FRANCAVILLA. Alessandra De Leonardis è il nuovo amministratore della Risco. È caduta sulla professionista pescarese, 48 anni, la scelta del sindaco Luisa Russo, arrivata al termine dell’assemblea dei soci che aveva il compito di individuare il nome del successore di Gaia Baldassarre, giunta a fine mandato. Dalle informazioni fornite dal primo cittadino, sono state due le candidature arrivate dopo l’avviso pubblicato dall’ente la scorsa settimana: forse ci si aspettava un interesse maggiore, ma tant’è stato. «Auguro alla dottoressa De Leonardis buon lavoro, assicurando la vicinanza e il sostegno dell’amministrazione», ha detto il primo cittadino dando la notizia della nomina.
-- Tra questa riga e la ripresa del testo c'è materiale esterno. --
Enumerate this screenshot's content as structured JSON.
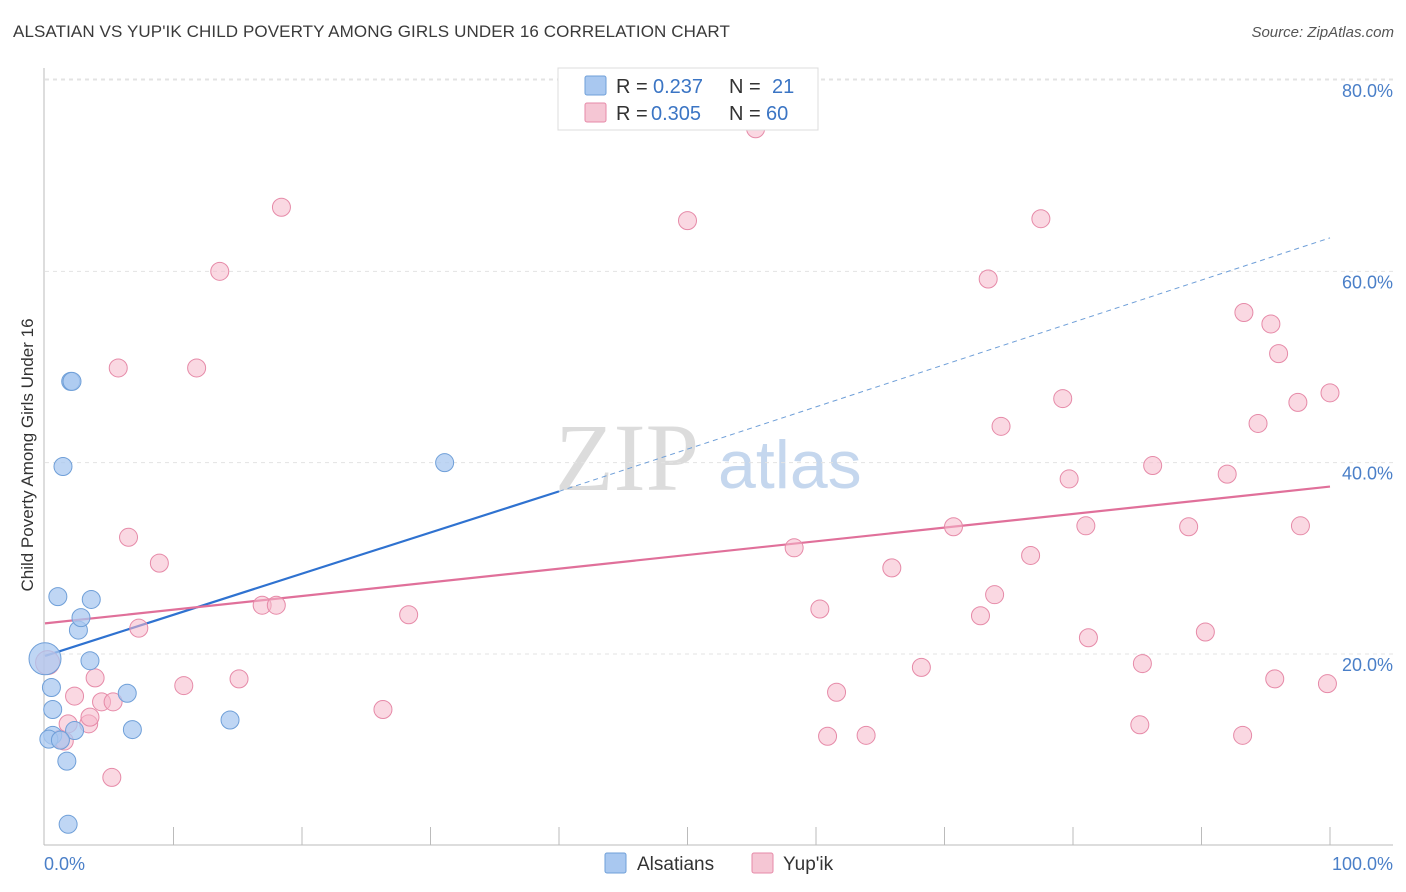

Il suo compito principale sarà quello di andare a riorganizzare gli uffici della Risco, chiamata nei prossimi mesi a mettere in pratica quel programma di riscossione inserito nella delibera presentata alla Corte dei conti per rispondere alle annotazioni sulle frequenti anticipazioni di cassa. Da quel che è emerso durante queste settimane, Francavilla ha circa 18 milioni di euro di crediti non riscossi, figli dell’evasione su Tari, Imu e verbali della polizia municipale. Il nuovo amministratore avrà il compito di andare a recuperarli, almeno in parte, così da evitare nuovi ricorsi all’anticipazione di cassa, necessari per onorare gli impegni. «Sarà necessario andare a ristrutturare internamente la Risco, che ha delle carenze di certo non imputabili alla gestione di Gaia Baldassare, che ringrazio per l’ottimo lavoro svolto», spiega ancora il sindaco Russo «quanto a un’impostazione rimasta ancorata alla sua nascita, avvenuta oltre dieci anni fa. Bisognerà modernizzarla e adeguarla alle esigenze attuali, così da accelerare ogni tipo di operazione». Sulla nomina del nuovo amministratore è arrivata anche una frecciatina dall’ex sindaco Antonio Luciani, che avrebbe preferito un nome francavillese: «Mi dispiace che la nostra città non sia riuscita in questa occasione a valorizzare una sua professionalità. Eppure abbiamo notevoli risorse ed eccellenti professionisti. Forse questa volta ha prevalso il principio del “nemo propheta in patria”». Una battuta a cui il sindaco Russo ha voluto immediatamente replicare: «Mi sarebbe davvero piaciuto scegliere tra decine di candidati, ma forse i problemi strutturali della Risco e le relative difficoltà hanno indotto a non partecipare. Comprendo l’auspicio dell’ex sindaco, ma il consiglio comunale ha stabilito con delibera del 25 novembre 2021 che le candidature alla presidenza devono essere acquisite tramite avviso pubblico e noi abbiamo ricevuto solo due candidature».
Il nuovo amministratore entra in carica fin da subito e il suo mandato avrà durata di tre anni, come previsto dal regolamento interno a cui ha fatto riferimento il sindaco Russo nella risposta data al suo predecessore.